Under the skilful eye of choreographer Devin Alberda, dancer Michaela Mann brewed a euphoric blend of noetic triumph, one doused with a glorious array of internalized beauty. Individuate ruminated on the bodily themes of oneness, the humbling stretch of the mind to be truly alone in bittersweet union with all.

In A Pair of Ideal Landscapes, filmmaker Lora Robertson graced BAM with a singular magic, set to a munificent score by Richie Green and played by six fantastic musicians of piano, violin and mezzo-soprano voice. Choreographer Esmé Boyce danced with Christopher Ralph in the foreground of Kit McDaniel in celluloid, exuding the live artistry of multimedia, cross-disciplinary wonder only known to the imagination of the contemporary artist.

The film, Edie Leaves Twice, rekindled liberation from the machine-addled human life pitted between ecological disaster and personal exodus. With a heart-rending story by Kevin Draper, and set to a brilliant score by Ellis Ludwig-Leone, director Lora Robertson stunned with a dreamlike fantasy.

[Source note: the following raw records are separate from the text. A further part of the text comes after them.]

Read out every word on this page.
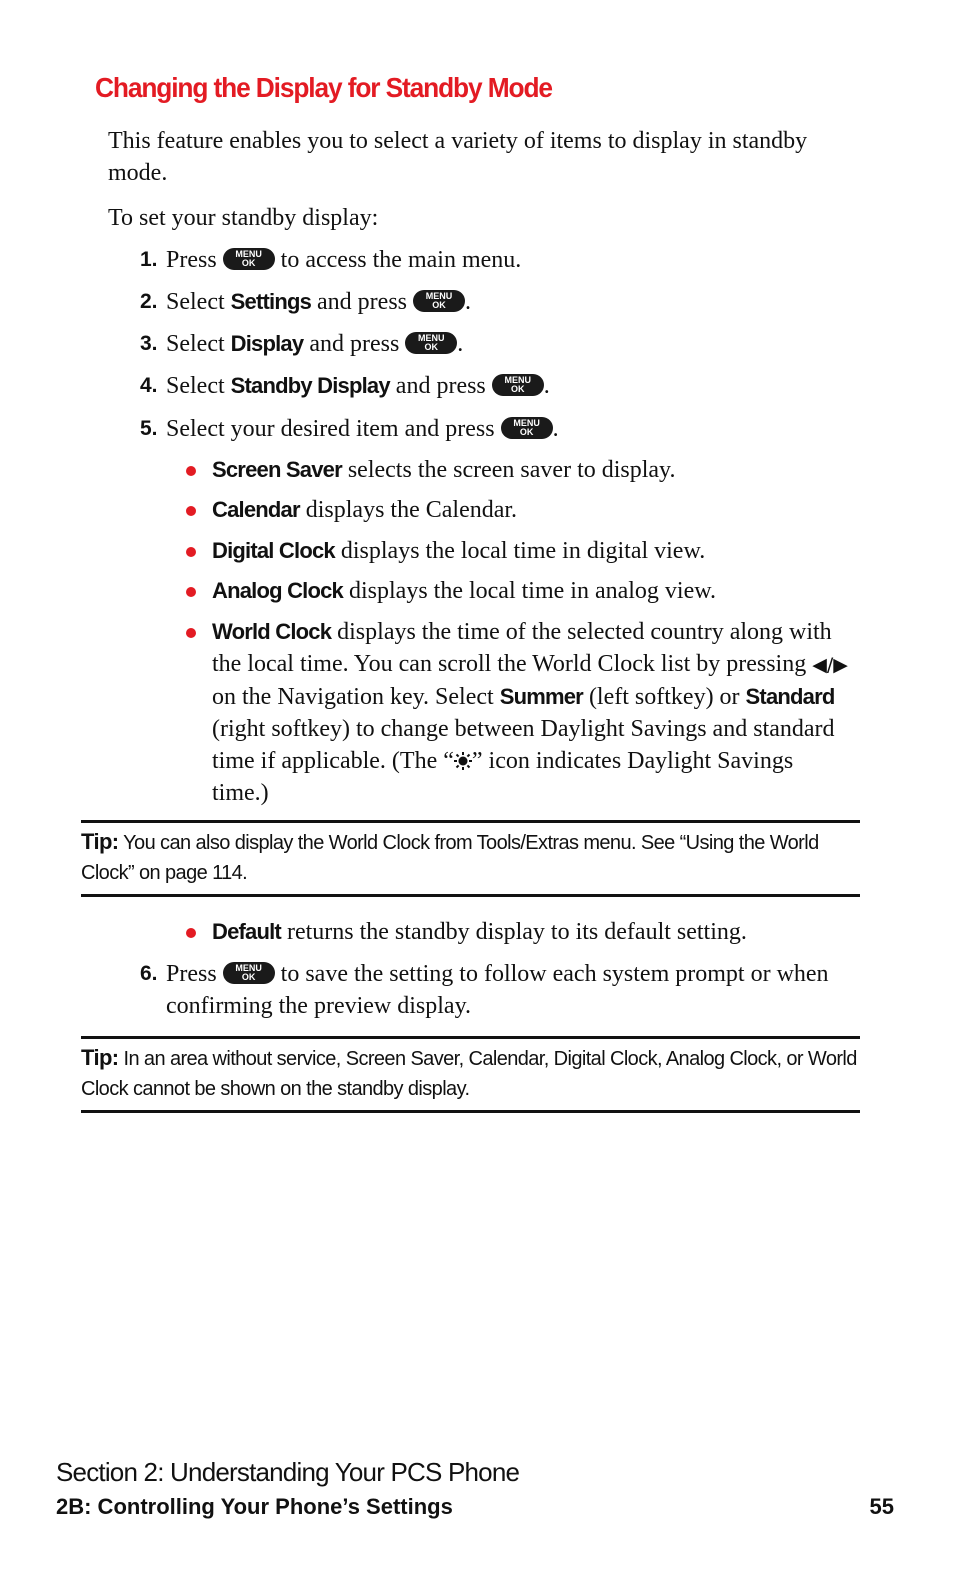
Changing the Display for Standby Mode

This feature enables you to select a variety of items to display in standby mode.

To set your standby display:

1. Press	MENU
OK	to access the main menu.
2. Select Settings and press	MENU
OK .
3. Select Display and press	MENU
OK .
4. Select Standby Display and press	MENU
OK .
5. Select your desired item and press	MENU
OK .
Screen Saver selects the screen saver to display.
Calendar displays the Calendar.
Digital Clock displays the local time in digital view.
Analog Clock displays the local time in analog view.
World Clock displays the time of the selected country along with the local time. You can scroll the World Clock list by pressing ◀/▶ on the Navigation key. Select Summer (left softkey) or Standard (right softkey) to change between Daylight Savings and standard time if applicable. (The “ ” icon indicates Daylight Savings time.)
Tip: You can also display the World Clock from Tools/Extras menu. See “Using the World Clock” on page 114.
Default returns the standby display to its default setting.
6. Press	MENU
OK	to save the setting to follow each system prompt or when confirming the preview display.
Tip: In an area without service, Screen Saver, Calendar, Digital Clock, Analog Clock, or World Clock cannot be shown on the standby display.
Section 2: Understanding Your PCS Phone
2B: Controlling Your Phone’s Settings	55
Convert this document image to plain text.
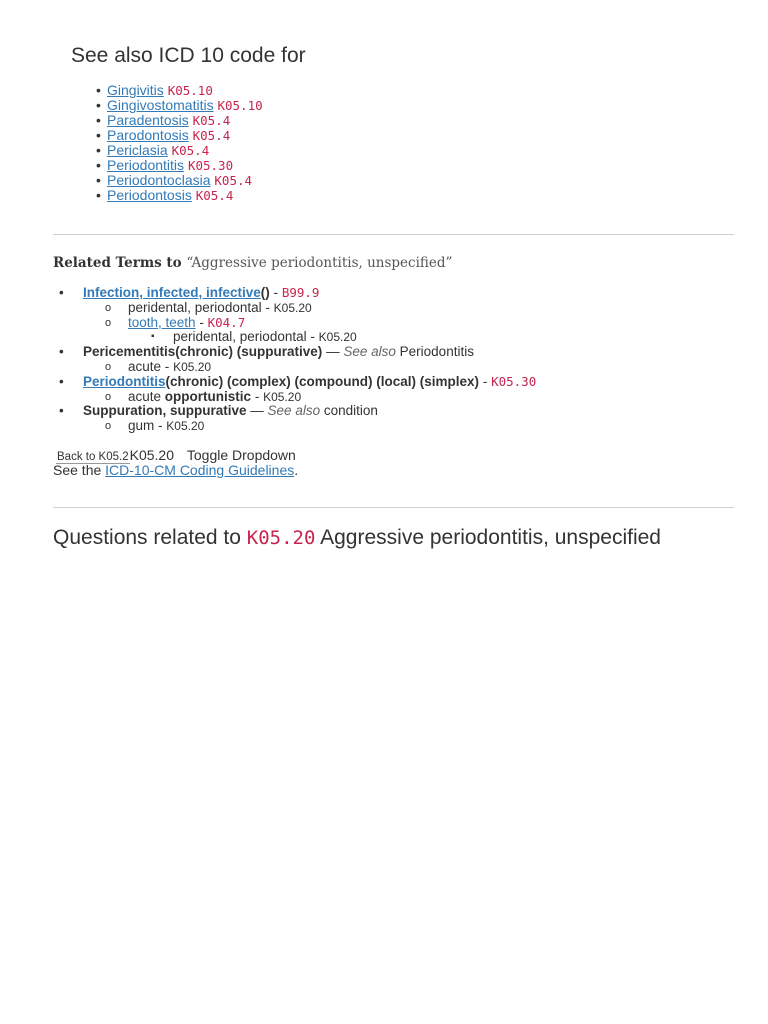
See also ICD 10 code for
• Gingivitis K05.10
• Gingivostomatitis K05.10
• Paradentosis K05.4
• Parodontosis K05.4
• Periclasia K05.4
• Periodontitis K05.30
• Periodontoclasia K05.4
• Periodontosis K05.4
Related Terms to “Aggressive periodontitis, unspecified”
• Infection, infected, infective() - B99.9
o peridental, periodontal - K05.20
o tooth, teeth - K04.7
▪ peridental, periodontal - K05.20
• Pericementitis(chronic) (suppurative) — See also Periodontitis
o acute - K05.20
• Periodontitis(chronic) (complex) (compound) (local) (simplex) - K05.30
o acute opportunistic - K05.20
• Suppuration, suppurative — See also condition
o gum - K05.20
Back to K05.2K05.20 Toggle Dropdown
See the ICD-10-CM Coding Guidelines.
Questions related to K05.20 Aggressive periodontitis, unspecified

From Berlin to New York, Walls Are Here To Fall exhibited dancers Rena Butler, Isaies Santamaria, Gage Self, and Elena Valls. They are virtuosic in emotional range, encompassing the choreographic forms of Manuel Vignoulle with a raging gravity. The haunting composition by Nick Jaina, performed by the house Satellite Ensemble, took the heart of the modern urbanite by storm, and gave it back, thumping with a renewed, wild pulse, and hunger, for life beyond the wall.